Alors que la gauche, avec les partis du centre de l’échiquier politique, veut faire venir toujours plus d’étrangers dans le pays, le PS et les Verts s’efforcent en particulier de leur accorder aussi rapidement que possible la nationalité suisse. Actuellement, un nouveau projet de naturalisation est en cours de traitement politique afin de permettre aux migrants d’être naturalisés plus rapidement. Si tout se déroule comme prévu, nous voterons à ce sujet à la fin de l’année.
Peter Klaunzer/Keystone
Mais le journal syndical «Work» fait déjà activement de la propagande en faveur de ce projet avec la présidente des Verts, Lisa Mazzone. Le texte s’intitule initiative populaire «Pour un droit de cité moderne» ou «initiative pour la démocratie». Par celle-ci, une soi-disant «alliance de la société civile Aktion Vierviertel», le PS et les Verts entendent simplifier de manière rigoureuse la procédure de naturalisation suisse existante. Les étrangers vivant en Suisse devraient avoir la possibilité d’être naturalisés après cinq ans déjà, au lieu de dix ans jusqu’à présent.
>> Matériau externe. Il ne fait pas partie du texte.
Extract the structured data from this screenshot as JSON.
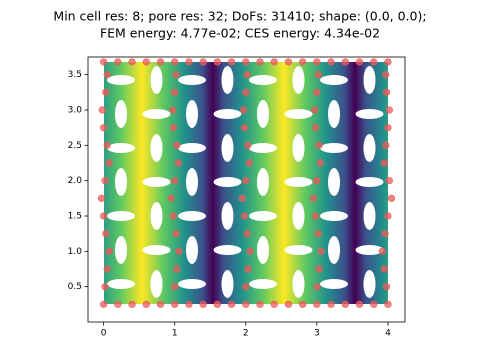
{
  "chart_data": {
    "type": "scatter",
    "title": [
      "Min cell res: 8; pore res: 32; DoFs: 31410; shape: (0.0, 0.0);",
      "FEM energy: 4.77e-02; CES energy: 4.34e-02"
    ],
    "xlim": [
      -0.22,
      4.24
    ],
    "ylim": [
      0.0,
      3.75
    ],
    "xticks": [
      0,
      1,
      2,
      3,
      4
    ],
    "yticks": [
      0.5,
      {
        "value": 1.0,
        "label": "1.0"
      },
      1.5,
      {
        "value": 2.0,
        "label": "2.0"
      },
      2.5,
      {
        "value": 3.0,
        "label": "3.0"
      },
      3.5
    ],
    "color": "#ee5a5a",
    "x": [
      0,
      0.2,
      0.4,
      0.6,
      0.8,
      1,
      1.2,
      1.4,
      1.6,
      1.8,
      2,
      2.2,
      2.4,
      2.6,
      2.8,
      3,
      3.2,
      3.4,
      3.6,
      3.8,
      4,
      0,
      0.2,
      0.4,
      0.6,
      0.8,
      1,
      1.2,
      1.4,
      1.6,
      1.8,
      2,
      2.2,
      2.4,
      2.6,
      2.8,
      3,
      3.2,
      3.4,
      3.6,
      3.8,
      4,
      0.02,
      0.05,
      0.08,
      0.03,
      0,
      -0.03,
      0.02,
      0.08,
      0.05,
      0,
      -0.02,
      0.03,
      0.05,
      3.98,
      3.95,
      3.92,
      3.96,
      4.0,
      4.05,
      4.02,
      3.95,
      3.97,
      4.0,
      4.02,
      3.98,
      3.97,
      1,
      1.03,
      1.06,
      1.02,
      0.98,
      0.95,
      1,
      1.05,
      1.03,
      0.98,
      0.97,
      1,
      1.02,
      2,
      2.03,
      2.06,
      2.02,
      1.98,
      1.95,
      2,
      2.05,
      2.03,
      1.98,
      1.97,
      2,
      2.02,
      3,
      3.03,
      3.06,
      3.02,
      2.98,
      2.95,
      3,
      3.05,
      3.03,
      2.98,
      2.97,
      3,
      3.02
    ],
    "y": [
      3.68,
      3.68,
      3.68,
      3.68,
      3.68,
      3.68,
      3.68,
      3.68,
      3.68,
      3.68,
      3.68,
      3.68,
      3.68,
      3.68,
      3.68,
      3.68,
      3.68,
      3.68,
      3.68,
      3.68,
      3.68,
      0.25,
      0.25,
      0.25,
      0.25,
      0.25,
      0.25,
      0.25,
      0.25,
      0.25,
      0.25,
      0.25,
      0.25,
      0.25,
      0.25,
      0.25,
      0.25,
      0.25,
      0.25,
      0.25,
      0.25,
      0.25,
      0.5,
      0.75,
      1.0,
      1.25,
      1.5,
      1.75,
      2.0,
      2.25,
      2.5,
      2.75,
      3.0,
      3.25,
      3.5,
      0.5,
      0.75,
      1.0,
      1.25,
      1.5,
      1.75,
      2.0,
      2.25,
      2.5,
      2.75,
      3.0,
      3.25,
      3.5,
      0.5,
      0.75,
      1.0,
      1.25,
      1.5,
      1.75,
      2.0,
      2.25,
      2.5,
      2.75,
      3.0,
      3.25,
      3.5,
      0.5,
      0.75,
      1.0,
      1.25,
      1.5,
      1.75,
      2.0,
      2.25,
      2.5,
      2.75,
      3.0,
      3.25,
      3.5,
      0.5,
      0.75,
      1.0,
      1.25,
      1.5,
      1.75,
      2.0,
      2.25,
      2.5,
      2.75,
      3.0,
      3.25,
      3.5
    ]
  }
}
Les exigences en matière de compétences linguistiques doivent être réduites. Ainsi, des connaissances de base dans l’une de nos quatre langues nationales suffiraient déjà pour obtenir le passeport rouge.
«Work» s’appuie pour cela sur une étude lancée par la présidente des Verts, Lisa Mazzone. Selon celle-ci, la naturalisation deviendrait de plus en plus un privilège réservé aux personnes bien rémunérées et bien formées. En outre, elle serait perçue comme compliquée et éprouvante.
Une fois de plus, la gauche ressort donc son vieux disque de la naturalisation facilitée. Déjà en septembre 2004, le peuple suisse avait rejeté deux propositions concernant les étrangers de la deuxième génération ainsi que la naturalisation automatique de la troisième génération. En 2017, l’arrêté fédéral sur la naturalisation facilitée de la troisième génération a été accepté par le peuple et les cantons. Il s’agissait là de la partie incontestée du projet avorté de 2004.
Avec la nouvelle initiative, on tente maintenant de faire passer aussi la deuxième partie, plus problématique. On affirme ainsi que trop peu de passeports rouges seraient délivrés chaque année – ces dernières années, ils étaient environ 40 000. Les initiants veulent donc privilégier la quantité au détriment de la qualité, ce qui ne peut pas être dans l’intérêt du pays. Personne n’est opposé à la naturalisation des étrangers. Mais la nationalité suisse n’est malgré tout pas gratuite.
Oui, c’est vrai, nous avons une procédure stricte. Le taux de naturalisation de notre pays est néanmoins plus élevé que celui de l’Allemagne et de l’Autriche. Lorsque les initiants se plaignent que la Suisse se trouve, en matière de naturalisations, par exemple très loin derrière la Suède, cela montre en réalité seulement qu’ils sont complètement à côté de la plaque.
Ce pays d’Europe du Nord est l’exemple type de la manière dont une politique migratoire libérale mène directement au chaos. La Suède souffre aujourd’hui de guerres de gangs et de sociétés parallèles. Depuis longtemps, elle a tourné le dos à l’ancienne culture de bienvenue et, ces derniers temps, elle a également durci massivement les règles de naturalisation afin de revaloriser la citoyenneté. Outre une obligation de résidence plus longue (8 ans), des tests de langue et des connaissances sur la société suédoise doivent devenir obligatoires.
Nous ne devrions pas répéter les mêmes erreurs que les Suédois par le passé.